Momentum update and in-place operators in optimizers

Ja-Keoung_Koo · February 24, 2017, 1:37pm

In SGD optimizer code,

                if momentum != 0:
                    param_state = self.state[p]
                    if 'momentum_buffer' not in param_state:
                        param_state['momentum_buffer'] = d_p.clone()
                    else:
                        buf = param_state['momentum_buffer']
                        d_p = buf.mul_(momentum).add_(1 - dampening, d_p)

                p.data.add_(-group['lr'], d_p)

It seems that the update in pytorch is something like this:

v = momentum * v + (1-damping) * dp
p = p - lr * v

I felt just weird that learning rate is multiplied by both terms. Instead, I expect that

v = momentum * v + (1-damping) * lr * dp
p = p - v

I just want to know it is a bug or intended.

My second question is that in optim codes, in-place operators are commonly used. In this docs, I read in-place operators are not useful.

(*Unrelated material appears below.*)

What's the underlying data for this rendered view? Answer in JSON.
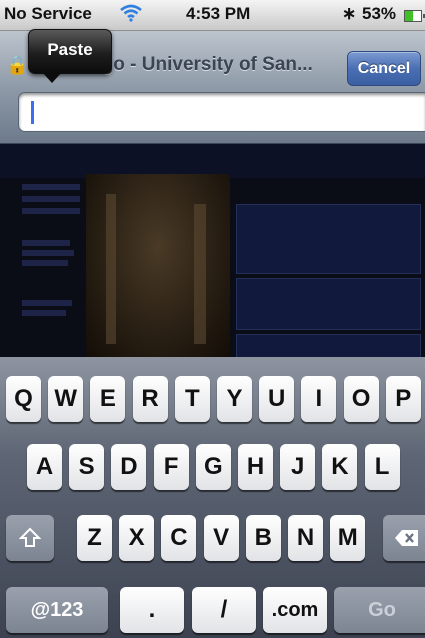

So is this fine to use like this p = p - self.lr * dp? I wonder that there are more benefits of in-place operators when coding optimizers.

apaszke · February 24, 2017, 9:41pm

It’s intended. I think some frameworks use one definition, while others use the second one.

In-place operations are not encouraged if they don’t have to be used, but you have to use them in the optimizer, because you want to actually modify the parameters of the model. You don’t have access to the original module/container/whatever object is holding the parameters, so p = p - self.lr * dp wouldn’t work, because you can’t reassign the p in the object that holds it.